The indictment alleges that from November 2013 through August 2015, Amuegbunam and other individuals, sent, and caused to be sent, fraudulent e-mails to companies in the Northern District of Texas and elsewhere, containing material misrepresentations that caused the companies to wire transfer funds as instructed on a pdf document that was attached to the e-mail. According to the complaint, Amuegbunam is responsible for more than a $1.3 million attempted loss, and a $615,550 actual loss, to U.S. companies, including Wells Fargo and JP Morgan Chase.
The FBI, according to the complaint, is investigating an extensive money laundering and wire fraud scheme primarily operated by individuals in Nigeria, and assisted by individuals in the U.S., who are exploiting open source information and using social engineering techniques to steal millions of dollars from U.S. corporations and individuals. The scheme has become so common that the term, “Business E-Mail Compromise” scheme, was coined, and on August 25, 2015, the FBI issued a Public Service Announcement regarding the scheme.
The investigation of this particular BEC scheme began when two companies in the Dallas/Fort Worth area reported to the FBI Dallas office that they had received targeted spear phishing e-mails. These e-mails appeared to be a forwarded message, allegedly from a top executive at the company, sent to an employee in the company’s accounting department who had authority to make financial transfers for the company. Although the e-mails appeared to be coming from a company executive, the messages were actually coming from a false e-mail account fraudulently created to look like a legitimate company e-mail account. A fraudulent domain name was used that contained one small difference from the true company’s e-mail address—such as transposed letters. After complying with the spear phishing e-mail instructions to transfer funds, the companies became victims of the BEC scheme, each losing approximately $100,000. The investigation traced the creation of some of the pdfs to Amuegbunam.

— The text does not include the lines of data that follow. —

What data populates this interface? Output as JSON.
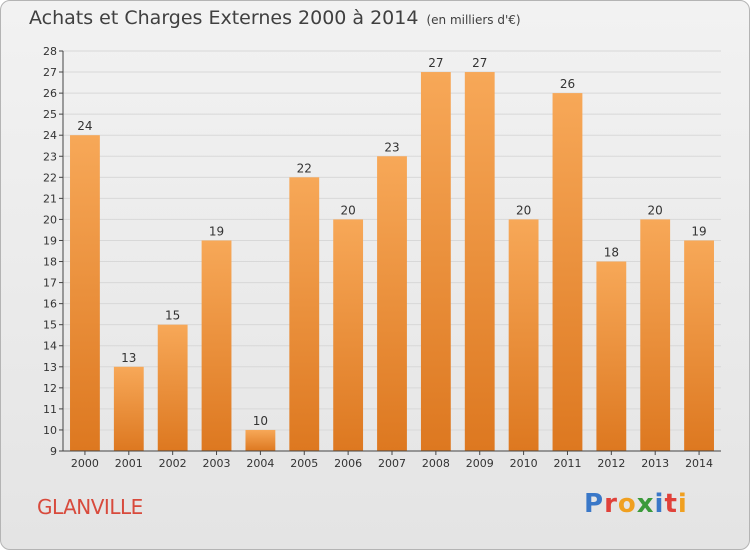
{
  "title": "Achats et Charges Externes 2000 à 2014",
  "unit_note": "(en milliers d'€)",
  "commune": "GLANVILLE",
  "logo_letters": [
    {
      "ch": "P",
      "color": "#3a78c8"
    },
    {
      "ch": "r",
      "color": "#e0413a"
    },
    {
      "ch": "o",
      "color": "#f0a020"
    },
    {
      "ch": "x",
      "color": "#3a9a3a"
    },
    {
      "ch": "i",
      "color": "#3a78c8"
    },
    {
      "ch": "t",
      "color": "#e0413a"
    },
    {
      "ch": "i",
      "color": "#f0a020"
    }
  ],
  "colors": {
    "bar_light": "#f7a858",
    "bar_dark": "#dd7820",
    "axis": "#444444",
    "grid": "#d8d8d8"
  },
  "chart_data": {
    "type": "bar",
    "categories": [
      "2000",
      "2001",
      "2002",
      "2003",
      "2004",
      "2005",
      "2006",
      "2007",
      "2008",
      "2009",
      "2010",
      "2011",
      "2012",
      "2013",
      "2014"
    ],
    "values": [
      24,
      13,
      15,
      19,
      10,
      22,
      20,
      23,
      27,
      27,
      20,
      26,
      18,
      20,
      19
    ],
    "ylim": [
      9,
      28
    ],
    "yticks": [
      9,
      10,
      11,
      12,
      13,
      14,
      15,
      16,
      17,
      18,
      19,
      20,
      21,
      22,
      23,
      24,
      25,
      26,
      27,
      28
    ],
    "grid": true,
    "xlabel": "",
    "ylabel": ""
  }
}
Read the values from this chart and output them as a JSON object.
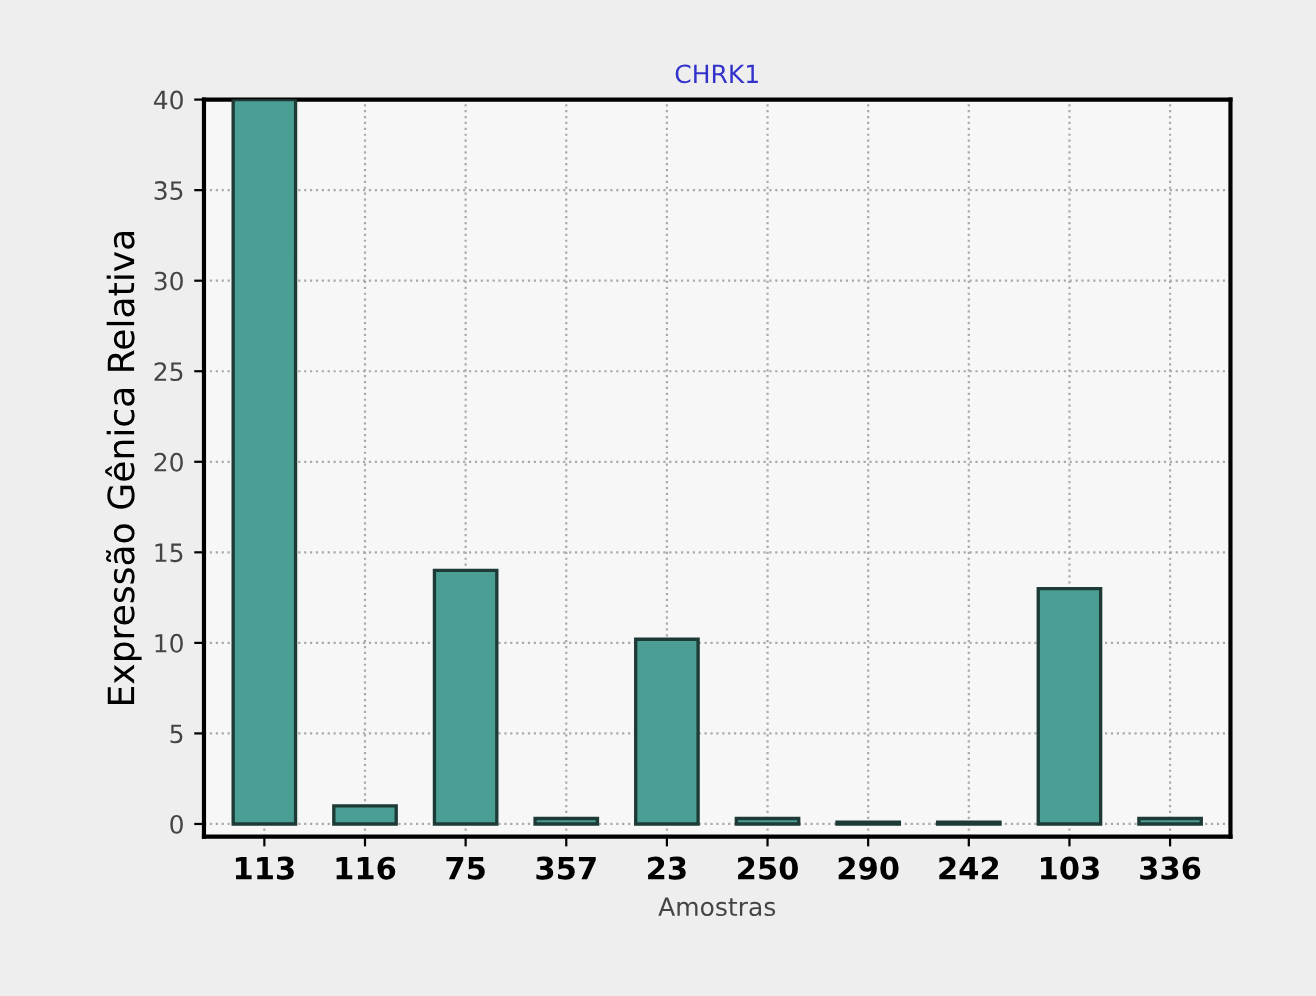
{
  "chart_data": {
    "type": "bar",
    "title": "CHRK1",
    "xlabel": "Amostras",
    "ylabel": "Expressão Gênica Relativa",
    "categories": [
      "113",
      "116",
      "75",
      "357",
      "23",
      "250",
      "290",
      "242",
      "103",
      "336"
    ],
    "values": [
      40,
      1.0,
      14,
      0.3,
      10.2,
      0.3,
      0.1,
      0.1,
      13,
      0.3
    ],
    "color": "#4a9e94",
    "ylim": [
      -0.7,
      40
    ],
    "yticks": [
      0,
      5,
      10,
      15,
      20,
      25,
      30,
      35,
      40
    ],
    "grid": true
  }
}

The FBI’s Internet Crime Complaint Center (IC3) has been tracking this scheme and to date, perpetrators of the scheme have victimized more than 7000 businesses based in the U.S. and more than 1000 foreign-based businesses. The total loss to the U.S. victims is approximately $747 million.
Additional information about the BEC scheme may be found in a Fraud Alert issued by the Financial Services Information Sharing and Analysis Center (FS-ISAC), the FBI, and the U.S. Secret Service. The FBI urges any business who believes it was victimized by the BEC scheme to contact them at 972-559-5000.
An indictment is an accusation by a federal grand jury, and a defendant is entitled to the presumption of innocence unless proven guilty. If convicted, however, the conspiracy to commit wire fraud offense carries a maximum statutory penalty of 30 years in federal prison and a $1 million fine. Restitution may be ordered.
The FBI is conducting the ongoing investigation and Assistant U.S. Attorney C.S. Heath is in charge of the prosecution.